Random data isn't always (or even often) uniformly distributed. Everything we compress is "random" (in the context of information theory), so I disagree that it makes sense to assume uniformly distributed data.

i did somewhat the same thing. it introduced me to programming... i thought how about multiple start indices and fixed width? you can then compress the list of start indices in the same manner until you reach sufficient compression :D
http://www.angio.net/pi/

My 11 digit phone number occurs around the 115 millionth digit, a grand saving of two digits.

Wow, isn’t there a really low probability of finding your phone number in the first 200m digits of pi? (0.09995% in first 100m) I’m tempted to start throwing a dictionary of phone numbers through this pi lookup to find your number, call you, and verify, I think you could quickly narrow in on your phone number given the information above.
I think you'll have trouble. Assuming the first digit of the phone number is somewhere between 114.5 million and 115.5 million, you have 1 million potential 11 digit numbers to check.

There are 10^11 sequences with 11 digits. The number of people in the USA is 3×10^8, and we can assume there is roughly 1 number per person (some people don't have a phone number and some people have more than one, but it turns out that the exact approximation won't matter unless we're a few of orders of magnitude off). So about 0.3% of 11 digit sequences are valid phone numbers.

So there are approximately 0.3% × 1000000 = 3000 people with phone numbers around the 115 millionth digit of pi. You have no way of knowing which one of those people is sjcsjc.

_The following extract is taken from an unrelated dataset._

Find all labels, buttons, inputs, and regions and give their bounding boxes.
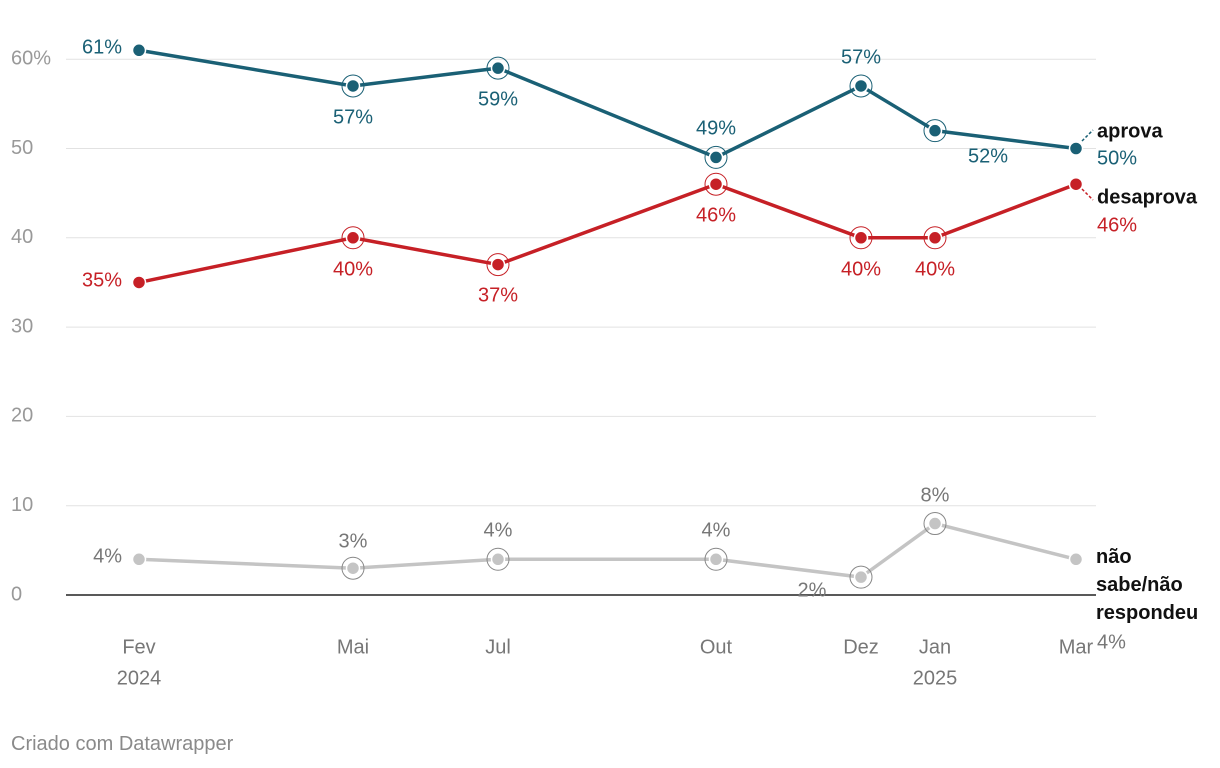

It'd be a great 1 person-audience magic trick to call up all 3000 of those people and say, "Hi sjcsjc, I found your phone number in Pi".
Derren Brown did a great series of tricks based on probability.. your comment reminded me on the one that showed a video of him flipping 10 heads in a row on an unbiased coin. He revealed them that he had done it by flipping a coin for hours until he got that sequence.
Teller has made a similar statement, about practicing something more than anyone would find reasonable, so the trick is just in being able to do it.
Here's an implementation of precisely that, as a filesystem:

https://github.com/philipl/pifs

Discussed here previously (2014):

https://news.ycombinator.com/item?id=8018818

The indexes will, on average, have more digits than the sequence you compress. This is true for any infinite sequence of digits, not only Pi.
World's most painful compression algorithm: Finds a mathematical series of infinite digits, and the offset into it, that most efficiently compresses data passed in. Probably have to chunk the data up to make this efficient.

Of course one can argue that all current real life compression algorithms are aiming to simulate this, and that a brute force algorithm is one of those "after turning the sun into a CPU, still won't have enough compute power to finish the problem" types of solutions.